Predavanje "Eye-Tracking as a New Frontier for Human-Centered AI in Radiology"
Datum začetka: 22. 12. 2025 Ura začetka: 12:15 Lokacija: Predavalnica LST-A4V okviru predmeta Biomedicinska informatika (BMI) na magistrskem študiju Biomedicinska tehnika (BMT) bo v ponedeljek, 22. 12. 2025, ob 12.15 v predavalnici LST-A4 potekalo naslednje vabljeno predavanje v angleškem jeziku.
Naslov: Eye-Tracking as a New Frontier for Human-Centered AI in Radiology
Predavatelj: znan. sod. dr. Bulat Ibragimov (Univerza v Kopenhagnu, Fakulteta za računalništvo & Univerza v Ljubljani, Fakulteta za elektrotehniko)
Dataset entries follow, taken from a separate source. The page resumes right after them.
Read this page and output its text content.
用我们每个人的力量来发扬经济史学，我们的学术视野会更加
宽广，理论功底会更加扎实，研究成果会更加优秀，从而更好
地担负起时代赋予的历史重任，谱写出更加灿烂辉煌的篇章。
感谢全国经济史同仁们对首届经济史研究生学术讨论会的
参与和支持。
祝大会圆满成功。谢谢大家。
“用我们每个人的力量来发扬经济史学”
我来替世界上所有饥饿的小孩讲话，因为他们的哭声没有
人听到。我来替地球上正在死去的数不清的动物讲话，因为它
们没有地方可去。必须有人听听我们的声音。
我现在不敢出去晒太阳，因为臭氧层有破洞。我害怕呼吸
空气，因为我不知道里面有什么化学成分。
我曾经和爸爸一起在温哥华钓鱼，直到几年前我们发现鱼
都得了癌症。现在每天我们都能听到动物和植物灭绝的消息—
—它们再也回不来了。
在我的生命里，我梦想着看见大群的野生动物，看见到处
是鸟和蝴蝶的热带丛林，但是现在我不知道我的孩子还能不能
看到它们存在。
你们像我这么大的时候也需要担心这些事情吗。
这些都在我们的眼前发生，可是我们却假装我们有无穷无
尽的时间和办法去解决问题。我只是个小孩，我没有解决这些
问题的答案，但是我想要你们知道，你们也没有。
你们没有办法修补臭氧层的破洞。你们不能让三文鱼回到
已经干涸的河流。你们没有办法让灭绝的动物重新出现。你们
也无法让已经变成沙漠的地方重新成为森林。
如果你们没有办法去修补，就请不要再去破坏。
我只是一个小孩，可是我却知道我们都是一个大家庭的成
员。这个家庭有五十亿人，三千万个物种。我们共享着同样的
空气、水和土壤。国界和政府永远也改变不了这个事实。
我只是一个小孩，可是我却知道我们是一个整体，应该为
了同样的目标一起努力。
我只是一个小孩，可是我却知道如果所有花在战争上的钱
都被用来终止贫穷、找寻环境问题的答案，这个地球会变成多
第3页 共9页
Povzetek v angleškem jeziku
What if we could teach AI not just to analyze images, but to understand how doctors think? The eyes of radiologists often follow subtle, experience-driven patterns that can reflect attention, uncertainty, fatigue, and even error. Eye-tracking can capture this layer of human cognition and turn it into actionable data. Eye-tracking opens the door to a more human-centered kind of AI in medicine. The possible applications of interest range from predicting when radiologists are likely to make an error, to gaze-guided image annotation, and even controlling medical equipment with gaze. This talk will share how AI-assisted gaze analysis can be used in radiology, including the work conducted at the University of Copenhagen on eye-tracking to detect fatigue in real clinical settings.
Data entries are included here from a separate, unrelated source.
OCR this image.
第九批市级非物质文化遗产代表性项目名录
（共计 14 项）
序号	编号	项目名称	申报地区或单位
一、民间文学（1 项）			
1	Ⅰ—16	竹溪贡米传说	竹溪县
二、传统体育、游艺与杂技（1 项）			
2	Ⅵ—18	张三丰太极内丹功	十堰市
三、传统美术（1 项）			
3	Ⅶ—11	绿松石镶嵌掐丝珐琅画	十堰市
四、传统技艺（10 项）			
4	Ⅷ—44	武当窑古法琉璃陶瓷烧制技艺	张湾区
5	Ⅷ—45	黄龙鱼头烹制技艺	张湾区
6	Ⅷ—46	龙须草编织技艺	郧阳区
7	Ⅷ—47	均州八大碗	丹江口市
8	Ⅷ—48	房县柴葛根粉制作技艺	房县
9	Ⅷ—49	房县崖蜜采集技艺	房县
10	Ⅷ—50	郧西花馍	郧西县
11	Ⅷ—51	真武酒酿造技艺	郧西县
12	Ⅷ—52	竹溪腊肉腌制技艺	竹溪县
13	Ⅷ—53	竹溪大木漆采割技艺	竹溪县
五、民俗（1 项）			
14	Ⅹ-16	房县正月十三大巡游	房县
As part of the course in Biomedical Informatics (BMI) within the master’s programme in Biomedical Engineering (BME), the following invited lecture in English will take place on Monday, Dec 22, 2025 at 12:15 in lecture room LST-A4.
Title: Eye-Tracking as a New Frontier for Human-Centered AI in Radiology
Lecturer: Assoc. Prof. Bulat Ibragimov, Ph.D. (University of Copenhagen, Department of Computer Science & University of Ljubljana, Faculty of Electrical Engineering)
Abstract
What if we could teach AI not just to analyze images, but to understand how doctors think? The eyes of radiologists often follow subtle, experience-driven patterns that can reflect attention, uncertainty, fatigue, and even error. Eye-tracking can capture this layer of human cognition and turn it into actionable data. Eye-tracking opens the door to a more human-centered kind of AI in medicine. The possible applications of interest range from predicting when radiologists are likely to make an error, to gaze-guided image annotation, and even controlling medical equipment with gaze. This talk will share how AI-assisted gaze analysis can be used in radiology, including the work conducted at the University of Copenhagen on eye-tracking to detect fatigue in real clinical settings.